In the confines of her inviolable church, the one grandiose object that stood high amongst the mountain sides and isolated one its own little hill, the Starmen had basically taken the divinity that the church once stood for and devoured it, casted it aside into the hands of numerous different miscreant wrong doers. The former hillside, decorated with snow and a few snowmen here and there, fell over time into a grassy plain full of dead grass that had to be cut with a machete, and on top of the church lied a satellite that was pointed straight upwards, strange as Snow-man is not anywhere on the equator but was that really the biggest of worries at hand? The formerly slightly-dusty-yet-still-quite-shiny rosewood floors were splintered here and there as wires broke up through the rafters to circle amongst the tower and connect itself into where the bell once rested, the old hunk of metal finding its vacation days used up at a much better city down the coast in some weird island city called Fiverent.
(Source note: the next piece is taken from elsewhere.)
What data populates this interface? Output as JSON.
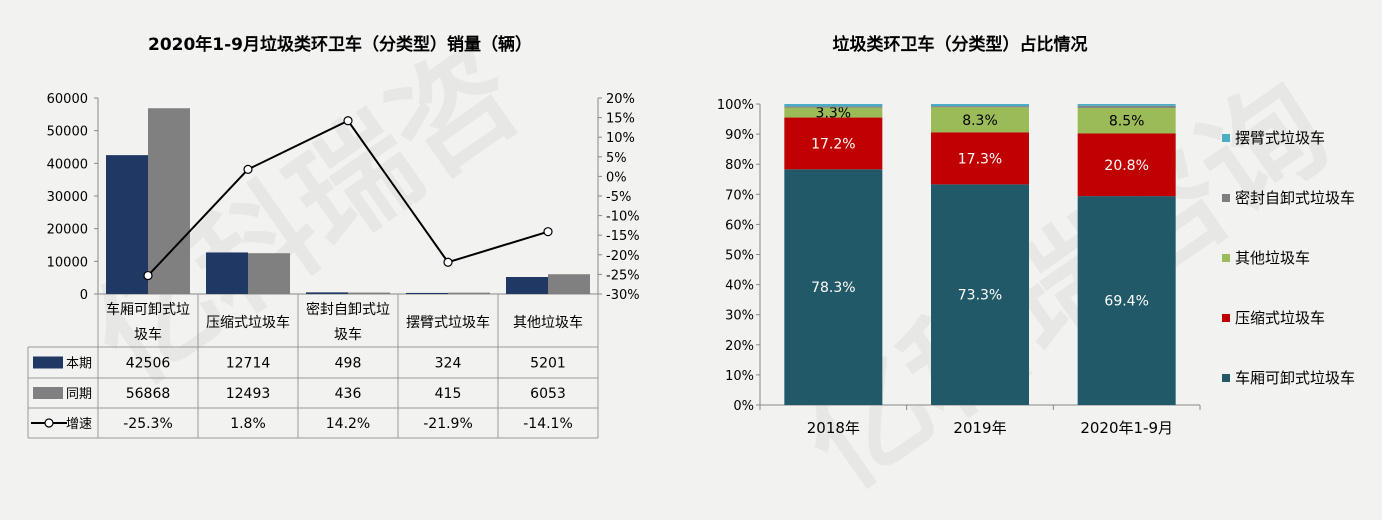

Good for it.

Though, inside the wreckage of her church and home which grew warmer as the snow continued to melt from the forced summer on the land, she found solace in continuing her job. While the Starmen do overlook where she goes to see if she runs away or not, she visits the warming up town and tells the villagers and children of their futures. It was a gift that she had since she was younger, a gift that many people don't even know themselves. The visions themselves function like that of an echo, mixed with telepathy and the functions of a radio. If she focuses hard enough, her mind will connect to theirs and it will bounce back a signal that will read their destinies. It was the only way they really got any money, not like anyone visits the church for actual religious purposes anymore.

This ability of hers was something else, even before the Starmen took over. Not a lot of psychic children were born under the same number of planets as she was, so you could hardly find a psychic capable of clairvoyance, though yes in history there were talks about adult psychics with clairvoyance that went on to become detectives and fortune-tellers, but this was something Ana didn't want to dote on too much. She didn't like her powers, she felt more like the Starmen than she really did a human being. With how they treated her abilities, they already were. Everyday they would force her to use this ability to look into the distant or close future to ensure that their plot, which she didn't know or care to understand, would unfold without interference, like that of a fortune telling machine that you would find at a carnival, not that she also cared or knew what that was. Rarely did they return the signal, or even pay her for it. Her father was always begging the townsfolk.